The courage and commitment of the 60-year old mother of five, and grandmother, in her battle with cancer were recognised when she won the 2014 Belfast Telegraph Woman of the Year Award.
Her tireless and inspirational campaigning ranged from lobbying political representatives and handing out leaflets, to using social media to help raise awareness of the signs and symptoms of ovarian cancer. She also lent her support to helping to raise funds for and awareness of the work of the Northern Ireland Hospice.
Una became a passionate campaigner to spread the word about ovarian cancer following her own experience. Ovarian cancer is called the silent killer - not because it lacks symptoms but because nobody knows about it, she said, and attributed this to a diagnosis of irritable bowel syndrome in September 2009 after experiencing pains and swelling in her abdomen. Two months later, as the symptoms persisted, she was diagnosed with advanced ovarian cancer.
The earlier a woman with ovarian cancer is diagnosed, the more likely she is to have a better outcome. “Don’t get a repeat prescription if your symptoms persist,” she urged. “Go back to your GP and don’t be afraid to challenge them about ovarian cancer. No-one knows your own body the way you do, so make yourself heard!”
In September 2014, the PHA launched an ovarian cancer awareness programme in partnership with Target Ovarian Cancer and Angels of Hope. Leaflets and posters were distributed across Northern Ireland to highlight the signs and symptoms of the illness and to encourage women to see their doctor if these occur.

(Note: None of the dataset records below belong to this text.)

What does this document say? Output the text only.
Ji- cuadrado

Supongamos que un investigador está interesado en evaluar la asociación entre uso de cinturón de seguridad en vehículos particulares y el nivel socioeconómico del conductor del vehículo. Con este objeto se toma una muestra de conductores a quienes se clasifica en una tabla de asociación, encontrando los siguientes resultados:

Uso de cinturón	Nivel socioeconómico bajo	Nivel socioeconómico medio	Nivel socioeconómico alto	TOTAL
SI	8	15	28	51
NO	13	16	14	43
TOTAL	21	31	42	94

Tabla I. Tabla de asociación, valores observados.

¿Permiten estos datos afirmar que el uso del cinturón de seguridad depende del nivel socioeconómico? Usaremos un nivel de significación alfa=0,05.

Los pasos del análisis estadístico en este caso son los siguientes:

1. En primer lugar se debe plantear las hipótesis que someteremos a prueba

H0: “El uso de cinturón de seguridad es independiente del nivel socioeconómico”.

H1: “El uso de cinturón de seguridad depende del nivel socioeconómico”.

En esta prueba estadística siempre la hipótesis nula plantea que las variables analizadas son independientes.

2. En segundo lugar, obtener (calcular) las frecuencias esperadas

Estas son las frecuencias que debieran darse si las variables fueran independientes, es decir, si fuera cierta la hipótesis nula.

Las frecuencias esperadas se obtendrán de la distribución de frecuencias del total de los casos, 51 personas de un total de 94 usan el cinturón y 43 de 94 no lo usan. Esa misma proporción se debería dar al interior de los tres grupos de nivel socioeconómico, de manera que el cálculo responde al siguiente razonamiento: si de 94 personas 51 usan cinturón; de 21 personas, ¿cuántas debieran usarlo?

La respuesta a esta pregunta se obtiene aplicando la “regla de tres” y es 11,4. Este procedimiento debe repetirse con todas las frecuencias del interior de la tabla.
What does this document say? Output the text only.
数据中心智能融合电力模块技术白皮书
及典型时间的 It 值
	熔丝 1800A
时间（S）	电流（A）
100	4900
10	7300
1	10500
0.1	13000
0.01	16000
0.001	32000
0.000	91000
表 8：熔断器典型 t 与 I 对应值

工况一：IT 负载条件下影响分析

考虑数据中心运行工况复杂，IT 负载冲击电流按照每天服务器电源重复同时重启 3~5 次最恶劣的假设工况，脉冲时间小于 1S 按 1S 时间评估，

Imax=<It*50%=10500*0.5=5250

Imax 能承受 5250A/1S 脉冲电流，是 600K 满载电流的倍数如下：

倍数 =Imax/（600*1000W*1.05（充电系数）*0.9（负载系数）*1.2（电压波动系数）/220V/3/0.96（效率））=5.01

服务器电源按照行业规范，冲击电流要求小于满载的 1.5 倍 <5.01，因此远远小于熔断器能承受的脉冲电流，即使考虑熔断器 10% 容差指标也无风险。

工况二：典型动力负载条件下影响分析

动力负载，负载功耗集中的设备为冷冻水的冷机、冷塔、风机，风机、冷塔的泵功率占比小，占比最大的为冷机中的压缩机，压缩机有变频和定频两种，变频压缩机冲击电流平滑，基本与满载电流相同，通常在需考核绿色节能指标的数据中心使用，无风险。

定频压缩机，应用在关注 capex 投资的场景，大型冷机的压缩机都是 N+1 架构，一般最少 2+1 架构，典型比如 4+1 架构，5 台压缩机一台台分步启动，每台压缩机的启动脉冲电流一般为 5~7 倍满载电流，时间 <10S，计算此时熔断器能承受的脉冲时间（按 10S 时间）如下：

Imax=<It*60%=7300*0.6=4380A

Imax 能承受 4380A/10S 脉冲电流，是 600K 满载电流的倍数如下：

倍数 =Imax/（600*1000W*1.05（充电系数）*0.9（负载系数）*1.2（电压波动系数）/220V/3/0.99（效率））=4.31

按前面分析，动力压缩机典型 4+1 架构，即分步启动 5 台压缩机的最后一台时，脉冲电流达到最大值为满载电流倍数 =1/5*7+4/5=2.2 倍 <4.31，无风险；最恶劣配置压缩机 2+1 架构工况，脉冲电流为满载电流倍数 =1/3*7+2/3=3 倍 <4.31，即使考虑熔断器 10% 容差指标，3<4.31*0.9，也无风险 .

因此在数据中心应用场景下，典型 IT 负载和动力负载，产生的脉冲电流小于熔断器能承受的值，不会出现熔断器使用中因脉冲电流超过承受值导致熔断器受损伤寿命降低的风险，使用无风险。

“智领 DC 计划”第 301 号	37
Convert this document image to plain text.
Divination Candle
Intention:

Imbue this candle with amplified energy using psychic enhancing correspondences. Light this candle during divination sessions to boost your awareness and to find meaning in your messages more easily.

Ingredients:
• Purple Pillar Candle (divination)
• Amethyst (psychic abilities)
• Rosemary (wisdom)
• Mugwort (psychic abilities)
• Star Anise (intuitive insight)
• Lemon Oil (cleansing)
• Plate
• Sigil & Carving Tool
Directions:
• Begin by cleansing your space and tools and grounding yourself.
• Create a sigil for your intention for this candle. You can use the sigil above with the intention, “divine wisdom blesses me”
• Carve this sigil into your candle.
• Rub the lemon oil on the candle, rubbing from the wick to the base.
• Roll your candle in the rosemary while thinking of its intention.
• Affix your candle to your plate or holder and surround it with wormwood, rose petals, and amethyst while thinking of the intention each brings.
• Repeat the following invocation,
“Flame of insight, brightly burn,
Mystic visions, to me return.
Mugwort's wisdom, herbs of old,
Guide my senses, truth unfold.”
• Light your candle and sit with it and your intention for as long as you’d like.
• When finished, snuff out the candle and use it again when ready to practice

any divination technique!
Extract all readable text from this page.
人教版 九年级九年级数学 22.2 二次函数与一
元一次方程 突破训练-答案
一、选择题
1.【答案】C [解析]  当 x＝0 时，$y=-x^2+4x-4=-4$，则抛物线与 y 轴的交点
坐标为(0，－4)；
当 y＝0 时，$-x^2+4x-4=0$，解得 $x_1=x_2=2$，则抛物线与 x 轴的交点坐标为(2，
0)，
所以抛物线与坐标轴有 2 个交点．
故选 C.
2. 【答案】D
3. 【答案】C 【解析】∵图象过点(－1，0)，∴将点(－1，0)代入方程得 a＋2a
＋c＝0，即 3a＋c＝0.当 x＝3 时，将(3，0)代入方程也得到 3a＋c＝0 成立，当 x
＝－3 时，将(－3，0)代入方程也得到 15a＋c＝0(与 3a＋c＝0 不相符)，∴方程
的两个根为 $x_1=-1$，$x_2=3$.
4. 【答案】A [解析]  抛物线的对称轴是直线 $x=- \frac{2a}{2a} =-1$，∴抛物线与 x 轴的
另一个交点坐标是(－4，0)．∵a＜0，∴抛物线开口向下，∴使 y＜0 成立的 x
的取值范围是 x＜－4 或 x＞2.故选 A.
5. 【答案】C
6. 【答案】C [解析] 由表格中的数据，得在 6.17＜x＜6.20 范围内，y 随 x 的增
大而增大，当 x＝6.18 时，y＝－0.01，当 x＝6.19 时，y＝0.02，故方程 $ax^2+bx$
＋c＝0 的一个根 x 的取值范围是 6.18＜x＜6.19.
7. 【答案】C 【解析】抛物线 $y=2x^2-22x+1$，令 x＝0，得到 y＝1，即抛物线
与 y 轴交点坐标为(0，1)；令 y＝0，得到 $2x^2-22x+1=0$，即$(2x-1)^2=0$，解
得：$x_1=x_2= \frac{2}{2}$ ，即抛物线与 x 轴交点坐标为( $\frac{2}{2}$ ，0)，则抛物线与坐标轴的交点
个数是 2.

Una believed her campaigning, often during periods of not feeling very well, was therapeutic for her. "I have turned a negative into a positive. When you have a disease, people will listen to you more than they will to a doctor reading out a lot of statistics.”
She believed in the power of prayer, positive thinking and a good sense of humour.
“It’s not how long you’ve got, it’s what you do with your time that really matters. I’ve achieved so much more in the past four years than I would’ve done if cancer hadn’t come into my life. None of us have the promise of tomorrow.”
Speaking about her campaigning, Una said:
"It will be my legacy. It saves lives. How many people can say that?"